Madrid had played fairly similarly in its three group games away from the Spanish capital, preferring to sit relatively deep and play on the counter, which had yielded three wins without conceding a goal. That, almost certainly, would have been its approach with or without the away goals rule. It’s how Carlo Ancelotti tends to manage away games in Europe. And that tendency was only ever going to be heightened by the need to negate, as far as possible, the pace of Kylian Mbappé and prevent him exploiting any space behind the defensive line. Given how Dani Carvajal struggled against Mbappé anyway, it’s probably just as well he was given additional protection.
That’s not to say it was right to play that way—certainly there was a constituency of Madrid fans angered their side had played like a “small” team—but neither was this an aberration explicable only by the law change.
The outcry seemed to stem from a misapprehension about the role of the away goals rule. Although it was introduced to encourage away teams to be more attack-minded, there is no evidence at all that it succeeded. It was quite the reverse, in fact. The European Cup ran for 12 seasons before the away goals law was introduced, and in those 12 seasons the away side failed to score in 33% of games. In the 12 seasons after it was introduced, the away side failed to score in 45% of games.
The number of goals per game in the European Cup fell from 3.26 in 1966–67—the last season before the regulation was introduced—to 2.34 in ’87-88, after which, for other tactical reasons, the numbers began to rise again. Far from encouraging away teams to attack more, the evidence suggests they found it harder to score, probably because home teams were incentivized to defend. But there is more recent and direct evidence: The introduction of away goals to the MLS playoffs in 2014 made no difference to how many goals were scored.
None of this should come as a surprise. The football of today is very different than the football of the 1960s. For one thing, travel is easier, and environments are more homogenized. Crowds are far less hostile. Away teams are not turning up looking primarily to survive. Before ’80, home teams in UEFA competition had an advantage of 1.06 goals per game. By 2000 that had fallen to 0.77, and by ’18 it was 0.51. Playing away just isn’t as difficult as it used to be.
Besides which, it’s much harder to shut games down than it used to be. The introduction of the backpass law means the ball is in play more. Refereeing tends to be better. Intimidatory tackling has been outlawed. The offside law has been liberalized. And also, at least at the top European level, the players are better. As Madrid found, if you sit deep for 90 minutes, eventually Mbappé (or Lionel Messi or Neymar or Ángel Di María or whoever) will produce a moment of genius that will unlock you. Attacking movements and interchanges are finally coordinated. Defending now in the Champions League is harder than it has ever been.

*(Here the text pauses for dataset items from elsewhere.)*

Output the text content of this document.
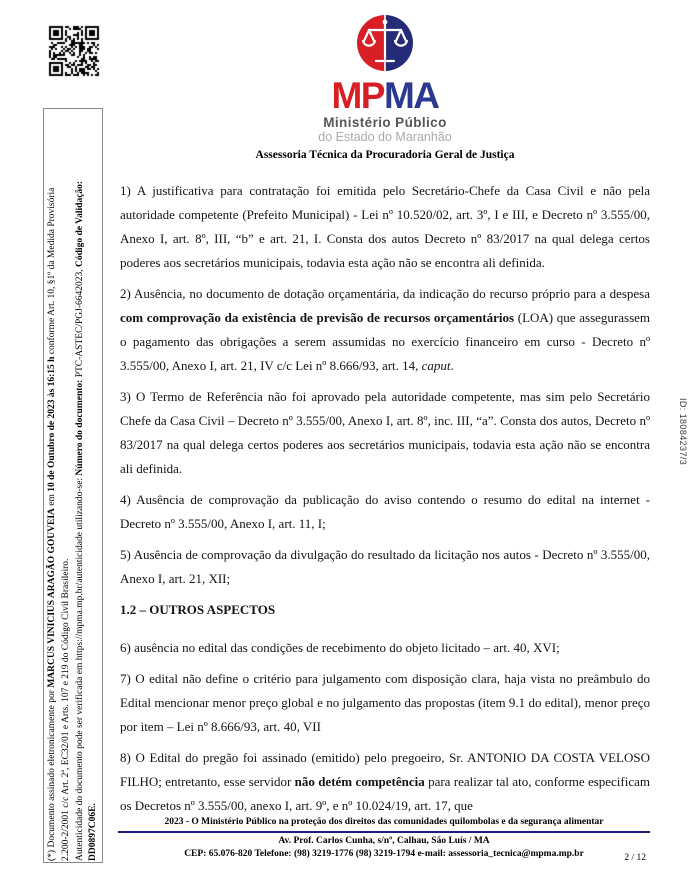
(*) Documento assinado eletronicamente por MARCUS VINICIUS ARAGÃO GOUVEIA em 10 de Outubro de 2023 às 16:15 h conforme Art. 10, §1º da Medida Provisória
2.200-2/2001 c/c Art. 2ª, EC32/01 e Arts. 107 e 219 do Código Civil Brasileiro. Autenticidade do documento pode ser verificada em https://mpma.mp.br/autenticidade utilizando-se: Número do documento: PTC-ASTEC/PGJ-6642023, Código de Validação:
DD0897C06E.
ID: 18084237/3
MPMA
Ministério Público
do Estado do Maranhão
Assessoria Técnica da Procuradoria Geral de Justiça

1) A justificativa para contratação foi emitida pelo Secretário-Chefe da Casa Civil e não pela autoridade competente (Prefeito Municipal) - Lei nº 10.520/02, art. 3º, I e III, e Decreto nº 3.555/00, Anexo I, art. 8º, III, “b” e art. 21, I. Consta dos autos Decreto nº 83/2017 na qual delega certos poderes aos secretários municipais, todavia esta ação não se encontra ali definida.

2) Ausência, no documento de dotação orçamentária, da indicação do recurso próprio para a despesa com comprovação da existência de previsão de recursos orçamentários (LOA) que assegurassem o pagamento das obrigações a serem assumidas no exercício financeiro em curso - Decreto nº 3.555/00, Anexo I, art. 21, IV c/c Lei nº 8.666/93, art. 14, caput.

3) O Termo de Referência não foi aprovado pela autoridade competente, mas sim pelo Secretário Chefe da Casa Civil – Decreto nº 3.555/00, Anexo I, art. 8º, inc. III, “a”. Consta dos autos, Decreto nº 83/2017 na qual delega certos poderes aos secretários municipais, todavia esta ação não se encontra ali definida.

4) Ausência de comprovação da publicação do aviso contendo o resumo do edital na internet - Decreto nº 3.555/00, Anexo I, art. 11, I;

5) Ausência de comprovação da divulgação do resultado da licitação nos autos - Decreto nº 3.555/00, Anexo I, art. 21, XII;

1.2 – OUTROS ASPECTOS

6) ausência no edital das condições de recebimento do objeto licitado – art. 40, XVI;

7) O edital não define o critério para julgamento com disposição clara, haja vista no preâmbulo do Edital mencionar menor preço global e no julgamento das propostas (item 9.1 do edital), menor preço por item – Lei nº 8.666/93, art. 40, VII

8) O Edital do pregão foi assinado (emitido) pelo pregoeiro, Sr. ANTONIO DA COSTA VELOSO FILHO; entretanto, esse servidor não detém competência para realizar tal ato, conforme especificam os Decretos nº 3.555/00, anexo I, art. 9º, e nº 10.024/19, art. 17, que

2023 - O Ministério Público na proteção dos direitos das comunidades quilombolas e da segurança alimentar
Av. Prof. Carlos Cunha, s/nº, Calhau, São Luís / MA
CEP: 65.076-820 Telefone: (98) 3219-1776 (98) 3219-1794 e-mail: assessoria_tecnica@mpma.mp.br	2 / 12
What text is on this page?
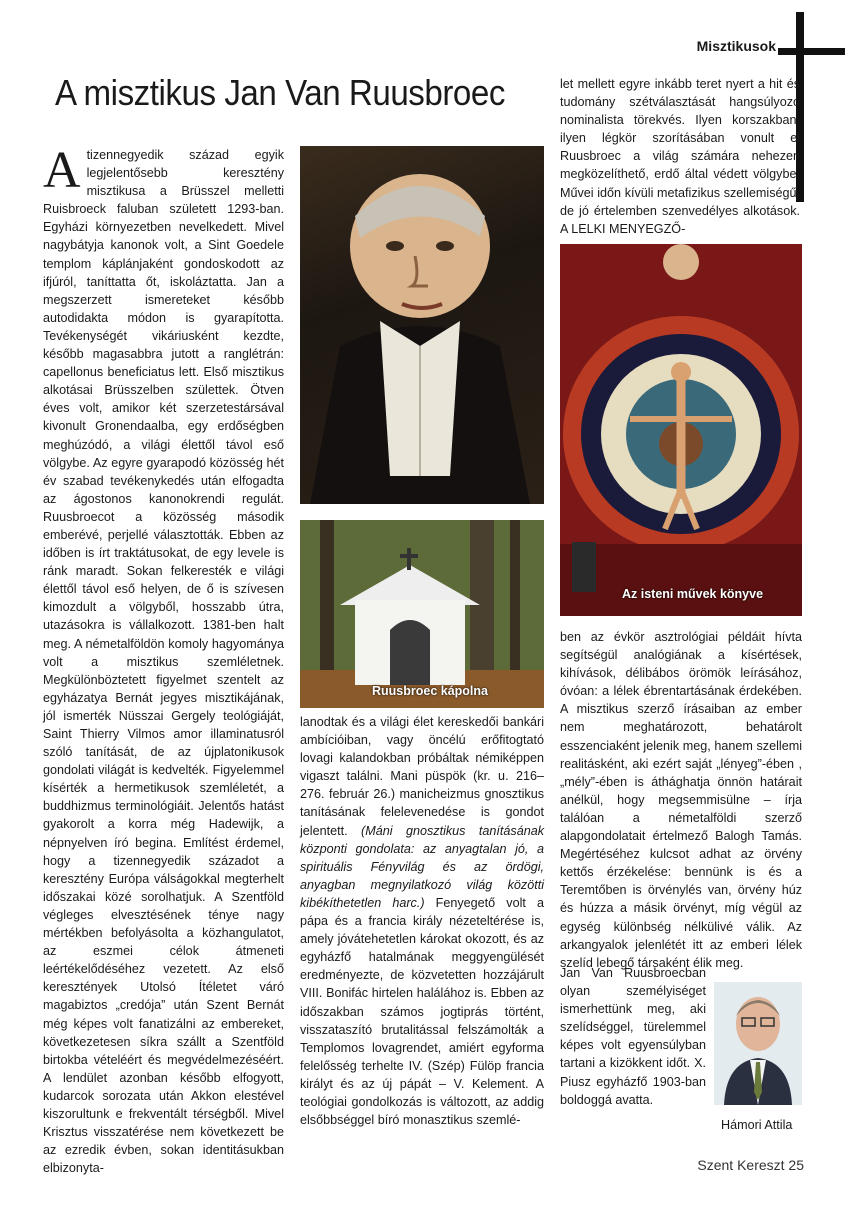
Misztikusok
A misztikus Jan Van Ruusbroec

Atizennegyedik század egyik legjelentősebb keresztény misztikusa a Brüsszel melletti Ruisbroeck faluban született 1293-ban. Egyházi környezetben nevelkedett. Mivel nagybátyja kanonok volt, a Sint Goedele templom káplánjaként gondoskodott az ifjúról, taníttatta őt, iskoláztatta. Jan a megszerzett ismereteket később autodidakta módon is gyarapította. Tevékenységét vikáriusként kezdte, később magasabbra jutott a ranglétrán: capellonus beneficiatus lett. Első misztikus alkotásai Brüsszelben születtek. Ötven éves volt, amikor két szerzetestársával kivonult Gronendaalba, egy erdőségben meghúzódó, a világi élettől távol eső völgybe. Az egyre gyarapodó közösség hét év szabad tevékenykedés után elfogadta az ágostonos kanonokrendi regulát. Ruusbroecot a közösség második emberévé, perjellé választották. Ebben az időben is írt traktátusokat, de egy levele is ránk maradt. Sokan felkeresték e világi élettől távol eső helyen, de ő is szívesen kimozdult a völgyből, hosszabb útra, utazásokra is vállalkozott. 1381-ben halt meg. A németalföldön komoly hagyománya volt a misztikus szemléletnek. Megkülönböztetett figyelmet szentelt az egyházatya Bernát jegyes misztikájának, jól ismerték Nüsszai Gergely teológiáját, Saint Thierry Vilmos amor illaminatusról szóló tanítását, de az újplatonikusok gondolati világát is kedvelték. Figyelemmel kísérték a hermetikusok szemléletét, a buddhizmus terminológiáit. Jelentős hatást gyakorolt a korra még Hadewijk, a népnyelven író begina. Említést érdemel, hogy a tizennegyedik századot a keresztény Európa válságokkal megterhelt időszakai közé sorolhatjuk. A Szentföld végleges elvesztésének ténye nagy mértékben befolyásolta a közhangulatot, az eszmei célok átmeneti leértékelődéséhez vezetett. Az első keresztények Utolsó Ítéletet váró magabiztos „credója” után Szent Bernát még képes volt fanatizálni az embereket, következetesen síkra szállt a Szentföld birtokba vételéért és megvédelmezéséért. A lendület azonban később elfogyott, kudarcok sorozata után Akkon elestével kiszorultunk e frekventált térségből. Mivel Krisztus visszatérése nem következett be az ezredik évben, sokan identitásukban elbizonyta-

Ruusbroec kápolna

lanodtak és a világi élet kereskedői bankári ambícióiban, vagy öncélú erőfitogtató lovagi kalandokban próbáltak némiképpen vigaszt találni. Mani püspök (kr. u. 216–276. február 26.) manicheizmus gnosztikus tanításának felelevenedése is gondot jelentett. (Máni gnosztikus tanításának központi gondolata: az anyagtalan jó, a spirituális Fényvilág és az ördögi, anyagban megnyilatkozó világ közötti kibékíthetetlen harc.) Fenyegető volt a pápa és a francia király nézeteltérése is, amely jóvátehetetlen károkat okozott, és az egyházfő hatalmának meggyengülését eredményezte, de közvetetten hozzájárult VIII. Bonifác hirtelen halálához is. Ebben az időszakban számos jogtiprás történt, visszataszító brutalitással felszámolták a Templomos lovagrendet, amiért egyforma felelősség terhelte IV. (Szép) Fülöp francia királyt és az új pápát – V. Kelement. A teológiai gondolkozás is változott, az addig elsőbbséggel bíró monasztikus szemlé-

let mellett egyre inkább teret nyert a hit és tudomány szétválasztását hangsúlyozó nominalista törekvés. Ilyen korszakban, ilyen légkör szorításában vonult el Ruusbroec a világ számára nehezen megközelíthető, erdő által védett völgybe. Művei időn kívüli metafizikus szellemiségű, de jó értelemben szenvedélyes alkotások. A LELKI MENYEGZŐ-

Az isteni művek könyve

ben az évkör asztrológiai példáit hívta segítségül analógiának a kísértések, kihívások, délibábos örömök leírásához, óvóan: a lélek ébrentartásának érdekében. A misztikus szerző írásaiban az ember nem meghatározott, behatárolt esszenciaként jelenik meg, hanem szellemi realitásként, aki ezért saját „lényeg”-ében , „mély”-ében is áthághatja önnön határait anélkül, hogy megsemmisülne – írja találóan a németalföldi szerző alapgondolatait értelmező Balogh Tamás. Megértéséhez kulcsot adhat az örvény kettős érzékelése: bennünk is és a Teremtőben is örvénylés van, örvény húz és húzza a másik örvényt, míg végül az egység különbség nélkülivé válik. Az arkangyalok jelenlétét itt az emberi lélek szelíd lebegő társaként élik meg.

Jan Van Ruusbroecban olyan személyiséget ismerhettünk meg, aki szelídséggel, türelemmel képes volt egyensúlyban tartani a kizökkent időt. X. Piusz egyházfő 1903-ban boldoggá avatta.

Hámori Attila
Szent Kereszt 25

Perhaps Madrid’s approach was conditioned by the abolition of the away goals rule. But it’s very hard to believe a policy of massed defense will pay off in the Champions League in the long term. What is likely is that more games will go to extra time and penalties, and there will not be those moments of high (but artificial) drama in which a team that is losing on aggregate scores one goal and is suddenly winning (and vice versa). Perhaps some of those periods of extra time will not be especially entertaining, and whether you think that is a price worth paying so that some goals are not arbitrarily weighted more heavily than others is a matter of personal choice.
But as well as the high drama, there have been plenty of second legs killed by an early goal for an away team holding a narrow first-leg lead. Football is a conservative sport, but some change is good.